CVE-2024-7795 is a stack-based buffer overflow vulnerability identified in the Autel MaxiCharger AC Elite Business C50, a device used for charging electric vehicles. The flaw exists in the handling of the AppAuthenExchangeRandomNum command over Bluetooth Low Energy (BLE). Specifically, the device fails to properly validate the length of user-supplied data before copying it into a fixed-length stack buffer, leading to a classic stack-based buffer overflow (CWE-121). This memory corruption can be exploited by a network-adjacent attacker—meaning someone within wireless range of the device—to execute arbitrary code with the privileges of the device's software. Notably, the vulnerability requires no authentication or user interaction, significantly lowering the barrier to exploitation.

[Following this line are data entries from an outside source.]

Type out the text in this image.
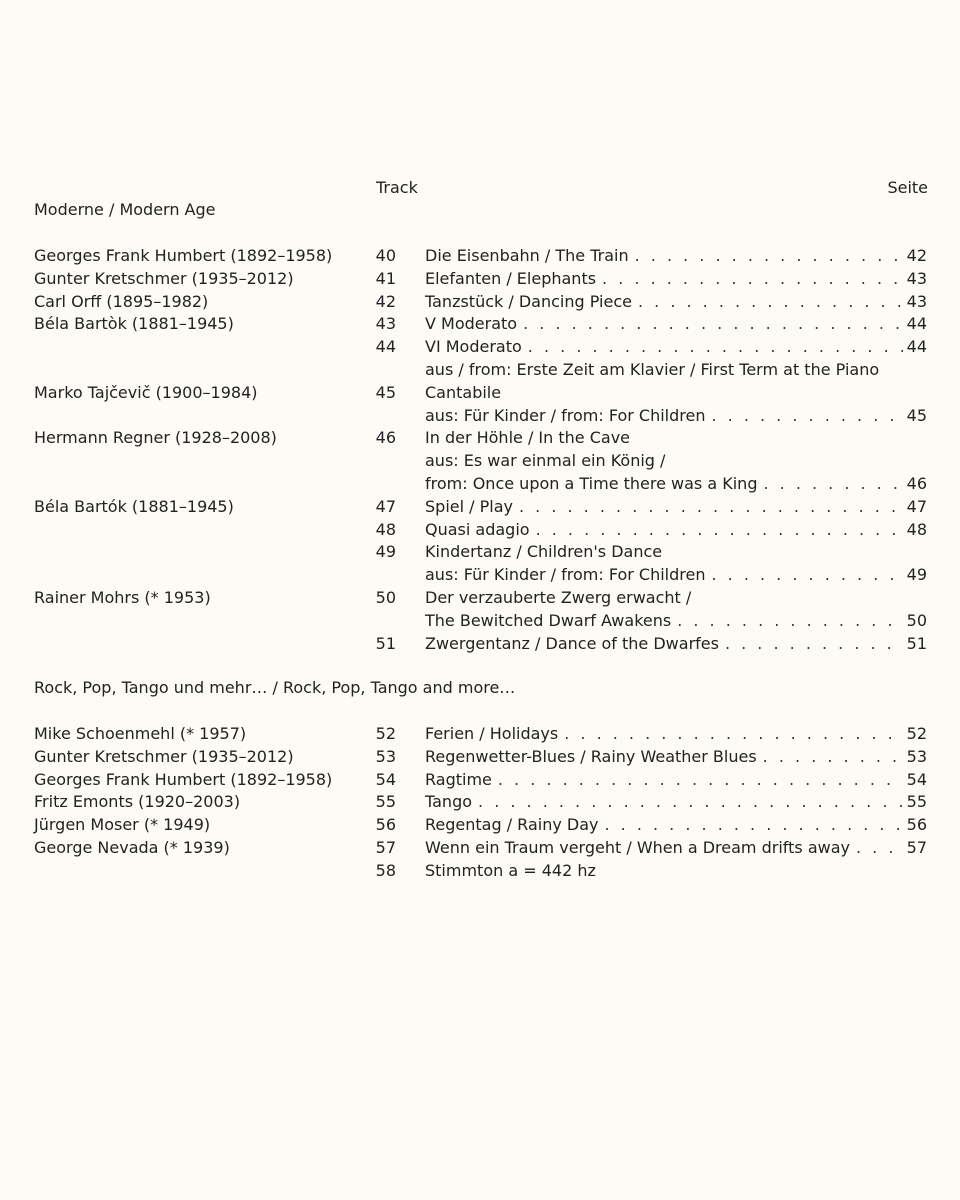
Track	Seite
Moderne / Modern Age
Georges Frank Humbert (1892–1958)	40 Die Eisenbahn / The Train . . .	42
Gunter Kretschmer (1935–2012)	41 Elefanten / Elephants . . .	43
Carl Orff (1895–1982)	42 Tanzstück / Dancing Piece . . .	43
Béla Bartòk (1881–1945)	43 V Moderato . . .	44
44 VI Moderato . . .	44
aus / from: Erste Zeit am Klavier / First Term at the Piano
Marko Tajčevič (1900–1984)	45 Cantabile
aus: Für Kinder / from: For Children . . .	45
Hermann Regner (1928–2008)	46 In der Höhle / In the Cave
aus: Es war einmal ein König /
from: Once upon a Time there was a King . . .	46
Béla Bartók (1881–1945)	47 Spiel / Play . . .	47
48 Quasi adagio . . .	48
49 Kindertanz / Children's Dance
aus: Für Kinder / from: For Children . . .	49
Rainer Mohrs (* 1953)	50 Der verzauberte Zwerg erwacht /
The Bewitched Dwarf Awakens . . .	50
51 Zwergentanz / Dance of the Dwarfes . . .	51
Rock, Pop, Tango und mehr… / Rock, Pop, Tango and more…
Mike Schoenmehl (* 1957)	52 Ferien / Holidays . . .	52
Gunter Kretschmer (1935–2012)	53 Regenwetter-Blues / Rainy Weather Blues . . .	53
Georges Frank Humbert (1892–1958)	54 Ragtime . . .	54
Fritz Emonts (1920–2003)	55 Tango . . .	55
Jürgen Moser (* 1949)	56 Regentag / Rainy Day . . .	56
George Nevada (* 1939)	57 Wenn ein Traum vergeht / When a Dream drifts away . . .	57
58 Stimmton a = 442 hz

The CVSS v3.0 score of 8.8 reflects the high impact on confidentiality, integrity, and availability, combined with low attack complexity and no privileges required. While no public exploits have been reported, the vulnerability was assigned by the Zero Day Initiative (ZDI) as ZDI-CAN-23384 and published on August 21, 2024. The affected version is 1.32.00 of the product. The absence of a patch link suggests that a fix may not yet be publicly available, increasing urgency for mitigation. This vulnerability could allow attackers to take full control of the charger, potentially disrupting EV charging infrastructure or using the device as a foothold into broader networks.

The impact of CVE-2024-7795 is significant for organizations deploying Autel MaxiCharger AC Elite Business C50 chargers. Successful exploitation allows remote code execution without authentication, enabling attackers to compromise the device fully. This could lead to unauthorized control over charging operations, disruption of EV charging services, and potential safety risks if chargers are manipulated maliciously. Additionally, compromised chargers could serve as pivot points for lateral movement within corporate or utility networks, threatening broader infrastructure. Confidentiality is at risk as attackers may intercept or alter data; integrity is compromised through unauthorized code execution; and availability may be disrupted by device malfunction or denial-of-service conditions. Given the increasing reliance on EV infrastructure, such vulnerabilities could have cascading effects on transportation and energy sectors. The lack of known exploits currently provides a limited window for proactive defense, but the ease of exploitation and high privileges gained make this a critical concern.

To mitigate CVE-2024-7795, organizations should first monitor Autel's official channels for patches or firmware updates addressing this vulnerability and apply them promptly once available. Until a patch is released, network segmentation should be enforced to isolate EV chargers from critical internal networks, limiting attacker lateral movement. Disable or restrict BLE connectivity where possible, or implement strong BLE access controls and monitoring to detect anomalous command usage. Employ intrusion detection systems (IDS) capable of monitoring BLE traffic for suspicious patterns. Regularly audit and inventory all EV charging devices to ensure affected versions are identified and tracked. Consider deploying endpoint protection solutions that can detect abnormal behavior on the device or network. Additionally, coordinate with EV infrastructure providers and stakeholders to share threat intelligence and best practices. Finally, establish incident response plans specifically addressing potential compromises of EV charging equipment.